Each month, Debutiful will recommend a handful of buzzworthy and under-the-radar debut books for you to read.

As the world turns its attention to America’s upcoming election and the book community begins to focus in on award season, debut books continue to be released. This month, some smaller presses are putting out crackerjacks of books. The stories feature memorable characters from a secretly gay college football player to a man who lost the love of his life. Check out the books below if you need escape from the horrid reality 2020 has turned into.

Sybelia Drive by Karin Cecile Davidson (Braddock Avenue Books; 10/6)
A small town in Florida during the Vietnam War is the setting for this kaleidoscopic coming of age story. The three main characters have a lot in common with those on The Wonder Years but is more airy than that show. Still, it is a refreshing book that book clubs can enjoy and dissect.

The Prince of Mournful Thoughts and Other Stories by Caroline Kim (University of Pittsburgh Press; 10/6)
This collection is the winner of the Drue Heinz Literature Prize and features storties about Korean Americans grappling with their Korean heritage. The title story is one of the best single short stories I have read in such a long time. It is a must read for any fan of literature.

After Elias by Eddy Boudel Tan (Dundurn; 10/6)
The author describes this as a modern queer tragedy. From the very first pages, readers can get a sense of dread hanging over the book. A man’s fiancé dies in the days before their wedding. From there, he must learn to live after everything he ever loved was taken away from him. It is a very internal book perfect for a somber autumn day.

The Redshirt by Corey Sobel (University of Kentucky Press; 10/13)
A queer college student navigates the homophobic bubble of his football team in Sobel’s debut. The provides a very direct narration that makes this a very easy read even though there are heavy moments in this young man’s life. It reminded me a lot of The Art of Fielding, but set on the gridiron instead of the baseball diamond.

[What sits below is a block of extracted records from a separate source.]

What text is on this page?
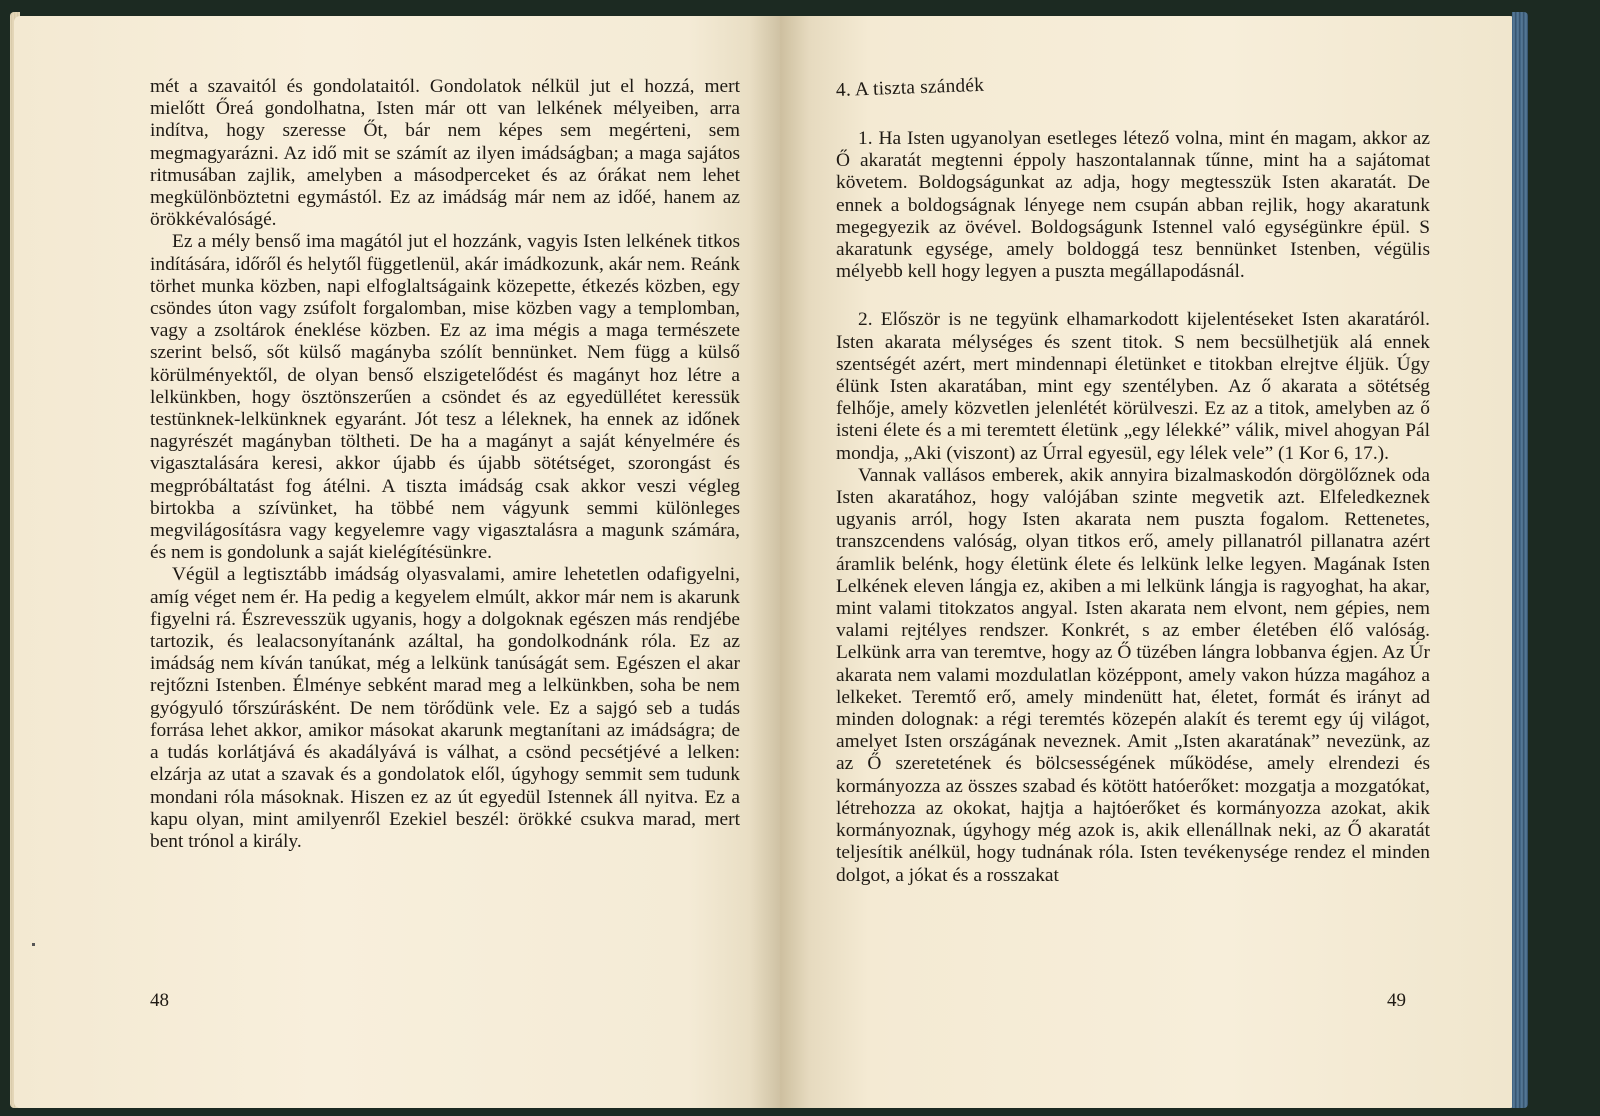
mét a szavaitól és gondolataitól. Gondolatok nélkül jut el hozzá, mert mielőtt Őreá gondolhatna, Isten már ott van lelkének mélyeiben, arra indítva, hogy szeresse Őt, bár nem képes sem megérteni, sem megmagyarázni. Az idő mit se számít az ilyen imádságban; a maga sajátos ritmusában zajlik, amelyben a másodperceket és az órákat nem lehet megkülönböztetni egymástól. Ez az imádság már nem az időé, hanem az örökkévalóságé.

Ez a mély benső ima magától jut el hozzánk, vagyis Isten lelkének titkos indítására, időről és helytől függetlenül, akár imádkozunk, akár nem. Reánk törhet munka közben, napi elfoglaltságaink közepette, étkezés közben, egy csöndes úton vagy zsúfolt forgalomban, mise közben vagy a templomban, vagy a zsoltárok éneklése közben. Ez az ima mégis a maga természete szerint belső, sőt külső magányba szólít bennünket. Nem függ a külső körülményektől, de olyan benső elszigetelődést és magányt hoz létre a lelkünkben, hogy ösztönszerűen a csöndet és az egyedüllétet keressük testünknek-lelkünknek egyaránt. Jót tesz a léleknek, ha ennek az időnek nagyrészét magányban töltheti. De ha a magányt a saját kényelmére és vigasztalására keresi, akkor újabb és újabb sötétséget, szorongást és megpróbáltatást fog átélni. A tiszta imádság csak akkor veszi végleg birtokba a szívünket, ha többé nem vágyunk semmi különleges megvilágosításra vagy kegyelemre vagy vigasztalásra a magunk számára, és nem is gondolunk a saját kielégítésünkre.

Végül a legtisztább imádság olyasvalami, amire lehetetlen odafigyelni, amíg véget nem ér. Ha pedig a kegyelem elmúlt, akkor már nem is akarunk figyelni rá. Észrevesszük ugyanis, hogy a dolgoknak egészen más rendjébe tartozik, és lealacsonyítanánk azáltal, ha gondolkodnánk róla. Ez az imádság nem kíván tanúkat, még a lelkünk tanúságát sem. Egészen el akar rejtőzni Istenben. Élménye sebként marad meg a lelkünkben, soha be nem gyógyuló tőrszúrásként. De nem törődünk vele. Ez a sajgó seb a tudás forrása lehet akkor, amikor másokat akarunk megtanítani az imádságra; de a tudás korlátjává és akadályává is válhat, a csönd pecsétjévé a lelken: elzárja az utat a szavak és a gondolatok elől, úgyhogy semmit sem tudunk mondani róla másoknak. Hiszen ez az út egyedül Istennek áll nyitva. Ez a kapu olyan, mint amilyenről Ezekiel beszél: örökké csukva marad, mert bent trónol a király.

48
4. A tiszta szándék

1. Ha Isten ugyanolyan esetleges létező volna, mint én magam, akkor az Ő akaratát megtenni éppoly haszontalannak tűnne, mint ha a sajátomat követem. Boldogságunkat az adja, hogy megtesszük Isten akaratát. De ennek a boldogságnak lényege nem csupán abban rejlik, hogy akaratunk megegyezik az övével. Boldogságunk Istennel való egységünkre épül. S akaratunk egysége, amely boldoggá tesz bennünket Istenben, végülis mélyebb kell hogy legyen a puszta megállapodásnál.

2. Először is ne tegyünk elhamarkodott kijelentéseket Isten akaratáról. Isten akarata mélységes és szent titok. S nem becsülhetjük alá ennek szentségét azért, mert mindennapi életünket e titokban elrejtve éljük. Úgy élünk Isten akaratában, mint egy szentélyben. Az ő akarata a sötétség felhője, amely közvetlen jelenlétét körülveszi. Ez az a titok, amelyben az ő isteni élete és a mi teremtett életünk „egy lélekké” válik, mivel ahogyan Pál mondja, „Aki (viszont) az Úrral egyesül, egy lélek vele” (1 Kor 6, 17.).

Vannak vallásos emberek, akik annyira bizalmaskodón dörgölőznek oda Isten akaratához, hogy valójában szinte megvetik azt. Elfeledkeznek ugyanis arról, hogy Isten akarata nem puszta fogalom. Rettenetes, transzcendens valóság, olyan titkos erő, amely pillanatról pillanatra azért áramlik belénk, hogy életünk élete és lelkünk lelke legyen. Magának Isten Lelkének eleven lángja ez, akiben a mi lelkünk lángja is ragyoghat, ha akar, mint valami titokzatos angyal. Isten akarata nem elvont, nem gépies, nem valami rejtélyes rendszer. Konkrét, s az ember életében élő valóság. Lelkünk arra van teremtve, hogy az Ő tüzében lángra lobbanva égjen. Az Úr akarata nem valami mozdulatlan középpont, amely vakon húzza magához a lelkeket. Teremtő erő, amely mindenütt hat, életet, formát és irányt ad minden dolognak: a régi teremtés közepén alakít és teremt egy új világot, amelyet Isten országának neveznek. Amit „Isten akaratának” nevezünk, az az Ő szeretetének és bölcsességének működése, amely elrendezi és kormányozza az összes szabad és kötött hatóerőket: mozgatja a mozgatókat, létrehozza az okokat, hajtja a hajtóerőket és kormányozza azokat, akik kormányoznak, úgyhogy még azok is, akik ellenállnak neki, az Ő akaratát teljesítik anélkül, hogy tudnának róla. Isten tevékenysége rendez el minden dolgot, a jókat és a rosszakat

49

The Lost Shtetl by Max Gross (HaperVia; 10/13)
Fans of Michael Chabon will enjoy this debut novel from the Editor-in-Chief of the Commercial Observer. Set in a small Polish village that no one knew existed until now, the book explores what happens when a Jewish community is suddenly exposed to the horrors of the world it had missed out on. Shtetl feels almost like an alt-history but Gross weaves in realism with ease. This is an extremely timely and vital read for anyone interested in modern Jewish relations.

High as the Waters Rise by Anja Kampmann, trans. by Anne Posten (Catapult; 9/15)
Kampmann’s award-winning debut novel came out in September to rave reviews. It is set on an oil drilling platform when a man discovers his bunkmate has gone missing. What follows is an emotional journey of a grief-stricken man written with poetic prose. Kampmann has had a storied career as a poet, but this novel really takes her skills to another level.